The election tribunal of the Sindh High Court (SHC) on Tuesday dismissed an appeal challenging the acceptance of nomination papers of Federal Minister for Water Resources Faisal Vawda of the PTI for a Senate seat from Sindh.
In its judgement, the tribunal dismissed all objections raised by the appellant, Advocate Qadir Khan Mandokhel. It said that the tribunal was constituted to examine the objections against the order of returning officer (RO), who had earlier accepted Vawda’s nomination papers.
“The plea assailing the denial of consideration of matters not within RO’s jurisdiction cannot be sustained by this tribunal,” the judgement stated.
Mandokhel had filed the election appeal on Saturday, stating that Vawda’s nomination form should not have been entertained since he was still a sitting MNA (member of the National Assembly) and a federal minister while an earlier complaint against Vawda was still pending before the Election Commission of Pakistan (ECP), besides a petition before the Islamabad High Court for not disclosing his US nationality in the nomination papers filed during the general elections in 2018.
Advocate Mandokhel, who had contested the 2018 election on a PPP ticket from NA-249 Karachi against Vawda, filed the appeal against the ECP’s Feb 18 order to accept the nomination papers of the federal minister for the March 3 Senate election.

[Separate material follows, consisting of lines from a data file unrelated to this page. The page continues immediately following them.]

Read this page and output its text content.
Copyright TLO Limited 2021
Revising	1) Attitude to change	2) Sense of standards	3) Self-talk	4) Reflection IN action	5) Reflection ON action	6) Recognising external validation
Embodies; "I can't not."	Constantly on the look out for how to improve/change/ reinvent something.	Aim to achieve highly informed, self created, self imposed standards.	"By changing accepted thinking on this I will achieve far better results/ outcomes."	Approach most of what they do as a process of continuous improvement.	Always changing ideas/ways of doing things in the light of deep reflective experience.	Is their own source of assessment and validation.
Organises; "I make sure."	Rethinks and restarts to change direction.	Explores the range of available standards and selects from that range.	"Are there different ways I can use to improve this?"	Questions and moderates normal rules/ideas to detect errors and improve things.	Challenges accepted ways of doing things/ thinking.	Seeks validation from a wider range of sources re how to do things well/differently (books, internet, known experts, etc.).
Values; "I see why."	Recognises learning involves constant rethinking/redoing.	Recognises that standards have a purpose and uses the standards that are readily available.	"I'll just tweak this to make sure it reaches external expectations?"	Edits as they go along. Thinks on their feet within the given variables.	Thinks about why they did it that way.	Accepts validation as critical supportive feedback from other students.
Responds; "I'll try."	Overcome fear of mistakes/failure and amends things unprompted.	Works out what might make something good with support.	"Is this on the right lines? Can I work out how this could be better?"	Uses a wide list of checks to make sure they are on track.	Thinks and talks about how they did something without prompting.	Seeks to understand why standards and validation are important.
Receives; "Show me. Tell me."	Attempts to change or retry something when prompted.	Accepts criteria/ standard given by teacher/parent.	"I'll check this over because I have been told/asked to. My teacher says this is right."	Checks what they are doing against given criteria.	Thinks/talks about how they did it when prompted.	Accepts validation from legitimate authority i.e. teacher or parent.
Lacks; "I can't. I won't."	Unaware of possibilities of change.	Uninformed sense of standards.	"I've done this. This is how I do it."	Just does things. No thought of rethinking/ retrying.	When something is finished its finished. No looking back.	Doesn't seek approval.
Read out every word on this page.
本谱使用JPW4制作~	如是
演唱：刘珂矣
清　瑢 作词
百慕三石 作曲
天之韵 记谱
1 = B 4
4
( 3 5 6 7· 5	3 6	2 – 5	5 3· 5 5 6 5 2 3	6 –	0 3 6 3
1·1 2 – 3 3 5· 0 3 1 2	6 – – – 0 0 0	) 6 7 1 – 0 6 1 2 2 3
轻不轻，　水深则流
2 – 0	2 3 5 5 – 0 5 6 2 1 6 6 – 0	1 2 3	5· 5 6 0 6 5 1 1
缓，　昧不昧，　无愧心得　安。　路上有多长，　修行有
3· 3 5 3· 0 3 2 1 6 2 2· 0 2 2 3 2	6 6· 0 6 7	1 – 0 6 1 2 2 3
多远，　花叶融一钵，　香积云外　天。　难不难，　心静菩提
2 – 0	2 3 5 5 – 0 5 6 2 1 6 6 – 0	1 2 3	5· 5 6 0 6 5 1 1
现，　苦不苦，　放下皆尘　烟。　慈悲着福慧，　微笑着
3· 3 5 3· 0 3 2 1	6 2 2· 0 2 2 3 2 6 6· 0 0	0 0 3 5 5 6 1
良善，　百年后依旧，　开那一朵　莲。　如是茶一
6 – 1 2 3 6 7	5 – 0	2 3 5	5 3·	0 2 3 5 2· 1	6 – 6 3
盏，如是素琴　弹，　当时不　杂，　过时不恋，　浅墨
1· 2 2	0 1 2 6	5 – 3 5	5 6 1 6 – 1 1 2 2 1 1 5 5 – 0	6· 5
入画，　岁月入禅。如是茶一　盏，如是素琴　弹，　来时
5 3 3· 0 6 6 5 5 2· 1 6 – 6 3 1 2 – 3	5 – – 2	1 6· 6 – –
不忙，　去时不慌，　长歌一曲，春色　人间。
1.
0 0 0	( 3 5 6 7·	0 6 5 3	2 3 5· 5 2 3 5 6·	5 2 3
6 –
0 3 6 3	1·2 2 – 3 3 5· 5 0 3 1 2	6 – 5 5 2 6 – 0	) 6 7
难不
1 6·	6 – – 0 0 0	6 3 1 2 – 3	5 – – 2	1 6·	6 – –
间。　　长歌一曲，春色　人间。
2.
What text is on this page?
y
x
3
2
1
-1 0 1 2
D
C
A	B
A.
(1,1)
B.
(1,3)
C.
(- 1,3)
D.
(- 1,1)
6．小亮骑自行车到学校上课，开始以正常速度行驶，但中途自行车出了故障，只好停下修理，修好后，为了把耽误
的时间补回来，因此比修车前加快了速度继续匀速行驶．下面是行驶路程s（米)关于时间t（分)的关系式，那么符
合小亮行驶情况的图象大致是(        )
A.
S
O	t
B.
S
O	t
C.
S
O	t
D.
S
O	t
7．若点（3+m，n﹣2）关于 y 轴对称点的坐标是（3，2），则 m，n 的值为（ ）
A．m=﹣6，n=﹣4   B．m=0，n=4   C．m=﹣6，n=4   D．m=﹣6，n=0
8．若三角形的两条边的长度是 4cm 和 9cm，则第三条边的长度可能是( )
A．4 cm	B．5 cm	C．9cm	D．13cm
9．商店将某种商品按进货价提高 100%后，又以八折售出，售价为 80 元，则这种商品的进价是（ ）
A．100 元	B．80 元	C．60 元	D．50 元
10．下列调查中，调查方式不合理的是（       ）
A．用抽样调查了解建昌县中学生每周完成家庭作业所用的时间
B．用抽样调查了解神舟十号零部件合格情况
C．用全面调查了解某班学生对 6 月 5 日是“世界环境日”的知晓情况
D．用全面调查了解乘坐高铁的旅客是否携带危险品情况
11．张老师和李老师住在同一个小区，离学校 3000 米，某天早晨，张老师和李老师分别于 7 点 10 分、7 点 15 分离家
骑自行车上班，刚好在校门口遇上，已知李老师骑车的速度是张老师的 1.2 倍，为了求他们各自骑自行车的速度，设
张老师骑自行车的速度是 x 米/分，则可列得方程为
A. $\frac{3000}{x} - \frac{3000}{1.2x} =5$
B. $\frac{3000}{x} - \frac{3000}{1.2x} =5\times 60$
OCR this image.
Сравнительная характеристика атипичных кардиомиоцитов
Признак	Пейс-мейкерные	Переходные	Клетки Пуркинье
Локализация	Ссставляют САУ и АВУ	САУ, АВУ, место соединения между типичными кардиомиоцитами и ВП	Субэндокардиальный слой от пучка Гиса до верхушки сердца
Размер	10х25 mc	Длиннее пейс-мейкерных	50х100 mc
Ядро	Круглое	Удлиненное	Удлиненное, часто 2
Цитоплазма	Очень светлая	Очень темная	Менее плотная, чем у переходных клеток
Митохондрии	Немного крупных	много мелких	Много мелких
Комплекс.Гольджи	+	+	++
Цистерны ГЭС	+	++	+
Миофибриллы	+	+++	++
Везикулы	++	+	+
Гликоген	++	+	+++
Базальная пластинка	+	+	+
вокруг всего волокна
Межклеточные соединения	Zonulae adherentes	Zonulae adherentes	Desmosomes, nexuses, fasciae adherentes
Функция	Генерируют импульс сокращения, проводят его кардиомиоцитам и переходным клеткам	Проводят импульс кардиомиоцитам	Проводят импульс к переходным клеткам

Citing the provincial election commission, the returning officer of the ECP and Vawda as respondents, the appellant argued that a sitting MNA or federal minister cannot apply or file a nomination form for the Senate election unless he filed an application to give up his National Assembly seat and ministerial responsibilities.
He further contended that matters were pending before the ECP and IHC against the minister for not being “Sadiq and Ameen” as mentioned in Article 62 of the Constitution since he concealed his dual nationality in his nomination papers filed in 2018.
The appellant further argued that Vawda, in his nomination papers, filed for the Senate election mentioned that he had been a citizen of the United States and had given up his nationality in 2018. However, he said, he failed to reveal the date of application to surrender the nationality while in his nomination papers in 2018, he said the relevant section was not applicable to him.
He contended that there were also clear discrepancies in the details of the loan and money, which he mentioned in the nomination papers of the general elections in 2018 and in the nomination papers for the Senate polls.
The appellant argued that the impugned order had been passed by the returning officer of the ECP in a hasty manner without considering the objections of the appellant and it was silent on the objections raised before him.